9. Joan Jett: Because you're a fucking rock star and "Bad Reputation" is your pump-up song before every public appearance. You don't give a damn.
10. Courtney Love: You'd get to chain smoke with Barack all night and, admit it, "Doll Parts" is your ringtone when Bill calls.
11. Governor Chris Christie: Sure, you'd get in some great digs at this possible future presidential contender. Mostly, though, you'd dress up as the Governor to remind people that his future defeat has absolutely nothing to do with his body-type. 2016 belongs to you because you eat politicians like Chris Christie for breakfast.
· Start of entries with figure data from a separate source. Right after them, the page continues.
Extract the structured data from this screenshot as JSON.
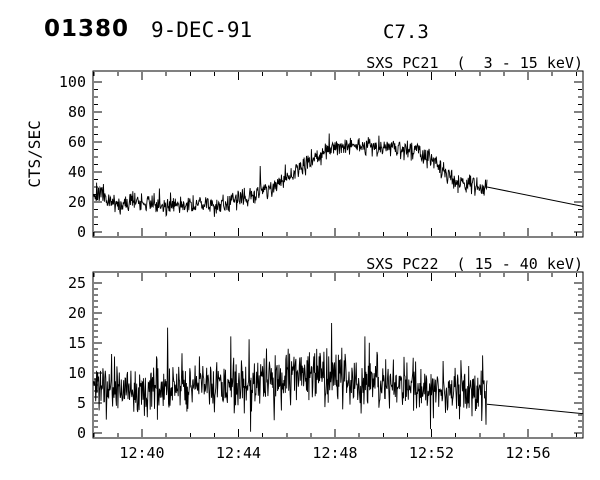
{
  "header": {
    "sequence_number": "01380",
    "date": "9-DEC-91",
    "flare_class": "C7.3"
  },
  "colors": {
    "background": "#ffffff",
    "foreground": "#000000"
  },
  "chart_data": [
    {
      "type": "line",
      "instrument": "SXS PC21",
      "energy_range": "3 - 15 keV",
      "title": "SXS PC21  (  3 - 15 keV)",
      "ylabel": "CTS/SEC",
      "ylim": [
        0,
        100
      ],
      "yticks": [
        0,
        20,
        40,
        60,
        80,
        100
      ],
      "ytick_minor_step": 5,
      "xlim": [
        "12:38",
        "12:58"
      ],
      "xticks": [
        "12:40",
        "12:44",
        "12:48",
        "12:52",
        "12:56"
      ],
      "xtick_minutes_after_12_38": [
        2,
        6,
        10,
        14,
        18
      ],
      "xtick_labels_shown": false,
      "grid": false,
      "legend": null,
      "series": {
        "name": "PC21 count rate",
        "t_minutes_after_12_38": [
          0,
          0.3,
          0.7,
          1,
          1.5,
          2,
          2.5,
          3,
          3.5,
          4,
          4.5,
          5,
          5.5,
          6,
          6.5,
          7,
          7.5,
          8,
          8.5,
          9,
          9.5,
          10,
          10.5,
          11,
          11.5,
          12,
          12.5,
          13,
          13.5,
          14,
          14.5,
          15,
          15.5,
          16,
          16.3
        ],
        "mean_cts_per_sec": [
          24,
          27,
          20,
          16,
          21,
          20,
          19,
          17.5,
          18,
          18,
          19,
          18,
          19,
          21,
          24,
          27,
          31,
          36,
          42,
          48,
          52,
          56,
          58,
          57,
          57,
          57,
          56,
          55,
          53,
          48,
          40,
          34,
          32,
          31,
          30
        ],
        "noise_sigma": 5.5,
        "data_end_minutes": 16.3
      },
      "trailing_line": {
        "t_minutes_after_12_38": [
          16.3,
          20.3
        ],
        "cts_per_sec": [
          30,
          17
        ]
      }
    },
    {
      "type": "line",
      "instrument": "SXS PC22",
      "energy_range": "15 - 40 keV",
      "title": "SXS PC22  ( 15 - 40 keV)",
      "ylabel": "",
      "ylim": [
        0,
        25
      ],
      "yticks": [
        0,
        5,
        10,
        15,
        20,
        25
      ],
      "ytick_minor_step": 1,
      "xlim": [
        "12:38",
        "12:58"
      ],
      "xticks": [
        "12:40",
        "12:44",
        "12:48",
        "12:52",
        "12:56"
      ],
      "xtick_minutes_after_12_38": [
        2,
        6,
        10,
        14,
        18
      ],
      "xtick_labels_shown": true,
      "grid": false,
      "legend": null,
      "series": {
        "name": "PC22 count rate",
        "t_minutes_after_12_38": [
          0,
          1,
          2,
          3,
          4,
          5,
          6,
          7,
          8,
          8.7,
          9,
          10,
          11,
          12,
          13,
          14,
          15,
          16,
          16.3
        ],
        "mean_cts_per_sec": [
          8,
          8,
          7.5,
          7.5,
          8,
          8,
          8,
          8.5,
          9,
          10.5,
          9.5,
          9.5,
          8.5,
          8,
          8,
          7.5,
          7,
          7,
          7
        ],
        "noise_sigma": 3.8,
        "data_end_minutes": 16.3
      },
      "trailing_line": {
        "t_minutes_after_12_38": [
          16.3,
          20.3
        ],
        "cts_per_sec": [
          4.8,
          3.2
        ]
      }
    }
  ]
}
12. Couples Costume #2- Hil, Michelle, and Ann Coulter as Baby, Scary, and Sporty Spice: Because she's the devil, poor Ann often gets left out of group costumes, and even when she's included it's usually because Sarah Palin needs someone to play bass in her Kiss cover band. Reach way way way across the aisle and invite her to join you for a little Girl Power. You'd look great. Plus in those giant platform shoes, you'd tower over all the dudes in the room.
What do you think, readers? I know most of you prefer to be silent blog spectators, but weigh in here. Surely I've missed some really fantastic costumes. Anyone want to do their patriotic duty and help me glue sequins to the Secretary of State? Your country needs you!
Seriously, Hilz. Please come to the New Queer Halloween Party. Our friends would just die.